Фламандец невозмутимо ответил:

— Возможно, государь. Но это говорит лишь о том, что час народа еще не пробил.

Гильом Рим счел нужным вмешаться:

— Мэтр Копеноль! Вы говорите с могущественным королем.

— Я знаю, — с важностью ответил чулочник.

— Пусть он говорит, господин Рим, друг мой, — сказал король. — Я люблю такую прямоту. Мой отец Карл Седьмой говаривал, что истина занемогла. Я же думал, что она уже мертва, так и не найдя себе духовника. Мэтр Копеноль доказывает мне, что я ошибался. — Тут он запросто положил руку на плечо Копеноля: — Итак, вы говорите, мэтр Жак…

— Я говорю, государь, что, быть может, вы и правы, но час вашего народа еще не пробил.

Людовик XI пронзительно взглянул на него:

— А когда же, мэтр, пробьет этот час?

— Вы услышите бой часов.

— Каких часов?

Копеноль все с тем же невозмутимым и простоватым видом подвел короля к окну.

— Послушайте, государь! Вот башня, вот дозорная вышка, вот пушки, вот горожане и солдаты. Когда с этой вышки понесутся звуки набата, когда загрохочут пушки, когда с адским гулом рухнет башня, когда солдаты и горожане с рычаньем бросятся друг на друга в смертельной схватке, вот тогда-то и пробьет этот час.

Лицо Людовика XI стало задумчивым и мрачным. Одно мгновение он стоял молча, затем легонько, точно оглаживая круп скакуна, похлопал рукой по толстой стене башни.

— Ну, нет! — сказал он. — Ведь ты не так-то легко падешь, моя добрая Бастилия?

Живо обернувшись к смелому фламандцу, он спросил:

— Вам когда-нибудь случалось видеть восстание, мэтр Жак?

— Я сам поднимал его, — ответил чулочник.

— А что же вы делали, чтобы поднять восстание?

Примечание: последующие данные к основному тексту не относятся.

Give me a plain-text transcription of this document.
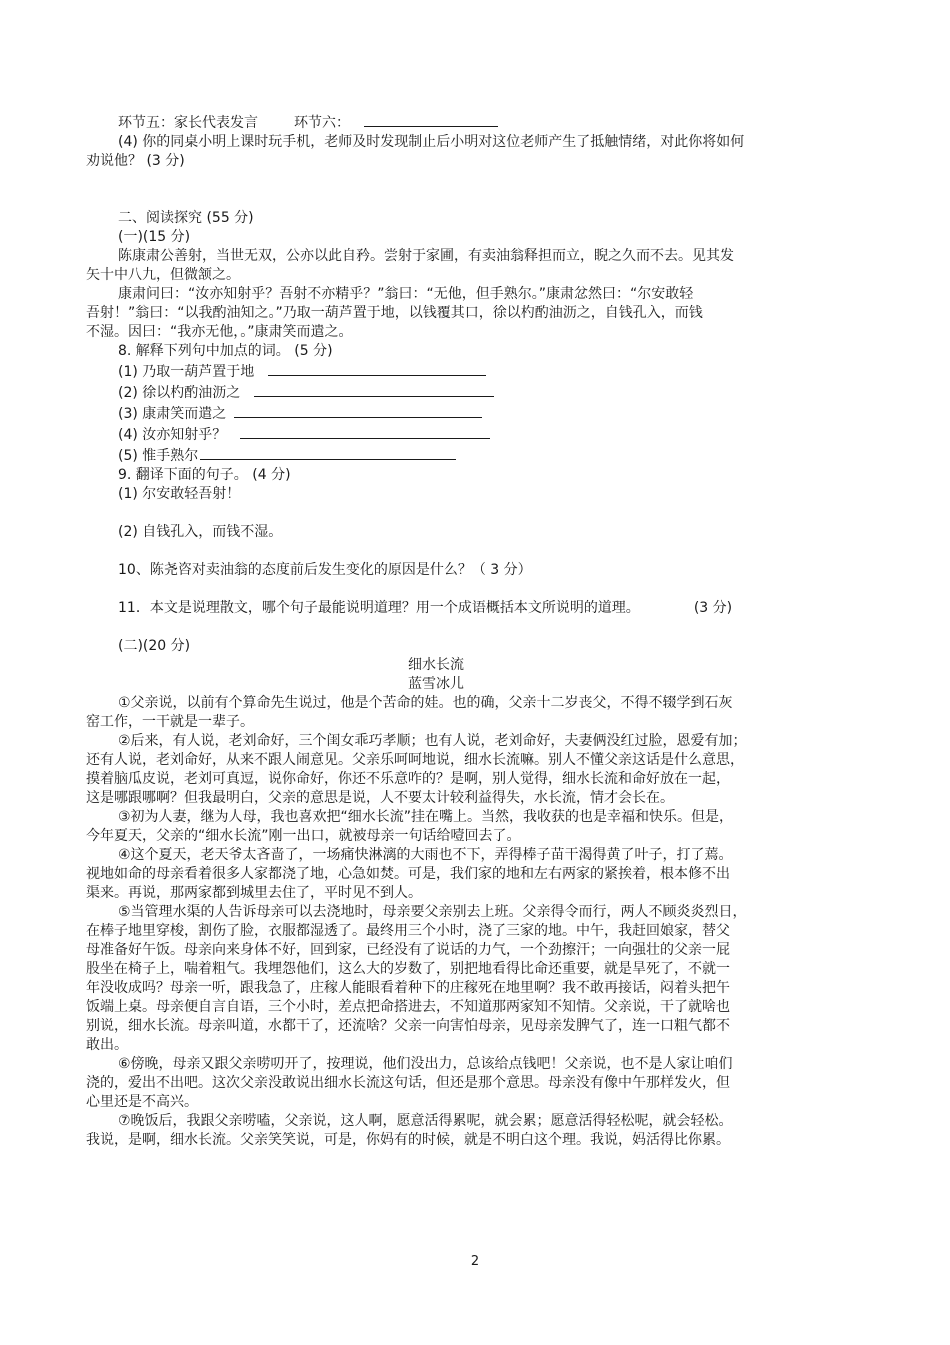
环节五：家长代表发言	环节六：

(4) 你的同桌小明上课时玩手机，老师及时发现制止后小明对这位老师产生了抵触情绪，对此你将如何

劝说他？ (3 分)

二、阅读探究 (55 分)

(一)(15 分)

陈康肃公善射，当世无双，公亦以此自矜。尝射于家圃，有卖油翁释担而立，睨之久而不去。见其发

矢十中八九，但微颔之。

康肃问曰：“汝亦知射乎？吾射不亦精乎？”翁曰：“无他，但手熟尔。”康肃忿然曰：“尔安敢轻

吾射！”翁曰：“以我酌油知之。”乃取一葫芦置于地，以钱覆其口，徐以杓酌油沥之，自钱孔入，而钱

不湿。因曰：“我亦无他，。”康肃笑而遣之。

8. 解释下列句中加点的词。 (5 分)

(1) 乃取一葫芦置于地

(2) 徐以杓酌油沥之

(3) 康肃笑而遣之

(4) 汝亦知射乎？

(5) 惟手熟尔

9. 翻译下面的句子。 (4 分)

(1) 尔安敢轻吾射！

(2) 自钱孔入，而钱不湿。

10、陈尧咨对卖油翁的态度前后发生变化的原因是什么？（ 3 分）

11．本文是说理散文，哪个句子最能说明道理？用一个成语概括本文所说明的道理。	(3 分)

(二)(20 分)

细水长流

蓝雪冰儿

①父亲说，以前有个算命先生说过，他是个苦命的娃。也的确，父亲十二岁丧父，不得不辍学到石灰

窑工作，一干就是一辈子。

②后来，有人说，老刘命好，三个闺女乖巧孝顺；也有人说，老刘命好，夫妻俩没红过脸，恩爱有加；

还有人说，老刘命好，从来不跟人闹意见。父亲乐呵呵地说，细水长流嘛。别人不懂父亲这话是什么意思，

摸着脑瓜皮说，老刘可真逗，说你命好，你还不乐意咋的？是啊，别人觉得，细水长流和命好放在一起，

这是哪跟哪啊？但我最明白，父亲的意思是说，人不要太计较利益得失，水长流，情才会长在。

③初为人妻，继为人母，我也喜欢把“细水长流”挂在嘴上。当然，我收获的也是幸福和快乐。但是，

今年夏天，父亲的“细水长流”刚一出口，就被母亲一句话给噎回去了。

④这个夏天，老天爷太吝啬了，一场痛快淋漓的大雨也不下，弄得棒子苗干渴得黄了叶子，打了蔫。

视地如命的母亲看着很多人家都浇了地，心急如焚。可是，我们家的地和左右两家的紧挨着，根本修不出

渠来。再说，那两家都到城里去住了，平时见不到人。

⑤当管理水渠的人告诉母亲可以去浇地时，母亲要父亲别去上班。父亲得令而行，两人不顾炎炎烈日，

在棒子地里穿梭，割伤了脸，衣服都湿透了。最终用三个小时，浇了三家的地。中午，我赶回娘家，替父

母准备好午饭。母亲向来身体不好，回到家，已经没有了说话的力气，一个劲擦汗；一向强壮的父亲一屁

股坐在椅子上，喘着粗气。我埋怨他们，这么大的岁数了，别把地看得比命还重要，就是旱死了，不就一

年没收成吗？母亲一听，跟我急了，庄稼人能眼看着种下的庄稼死在地里啊？我不敢再接话，闷着头把午

饭端上桌。母亲便自言自语，三个小时，差点把命搭进去，不知道那两家知不知情。父亲说，干了就啥也

别说，细水长流。母亲叫道，水都干了，还流啥？父亲一向害怕母亲，见母亲发脾气了，连一口粗气都不

敢出。

⑥傍晚，母亲又跟父亲唠叨开了，按理说，他们没出力，总该给点钱吧！父亲说，也不是人家让咱们

浇的，爱出不出吧。这次父亲没敢说出细水长流这句话，但还是那个意思。母亲没有像中午那样发火，但

心里还是不高兴。

⑦晚饭后，我跟父亲唠嗑，父亲说，这人啊，愿意活得累呢，就会累；愿意活得轻松呢，就会轻松。

我说，是啊，细水长流。父亲笑笑说，可是，你妈有的时候，就是不明白这个理。我说，妈活得比你累。

2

— Ну, это не так уж трудно! — ответил Копеноль, — можно делать на сто ладов. Во-первых, необходимо, чтобы в городе существовало недовольство. Это вещь не редкая. Потом — нрав жителей. Гентцы очень склонны к восстаниям. Они всегда любят наследника, а государя — никогда. Ну хорошо! Допустим, в одно прекрасное утро придут ко мне в лавку и скажут: «Дядюшка Копеноль! Происходит то-то и то-то, герцогиня Фландрская желает спасти своих министров, верховный судья удвоил налог на яблоневые и грушевые дички», — или что-нибудь в этом роде. Что угодно. Я тотчас же бросаю работу, выхожу из лавки на улицу и кричу: «Грабь!» В городе всегда найдется бочка с выбитым дном. Я взбираюсь на нее и громко говорю все, что придет на ум, все, что лежит на сердце. А когда ты из народа, государь, у тебя всегда что-нибудь да лежит на сердце. Ну, тут собирается народ. Кричат, бьют в набат, отобранным у солдат оружием вооружают селян, рыночные торговцы присоединяются к нам, и бунт готов! И так будет всегда, пока в поместьях будут господа, в городах — горожане, а в селениях — селяне.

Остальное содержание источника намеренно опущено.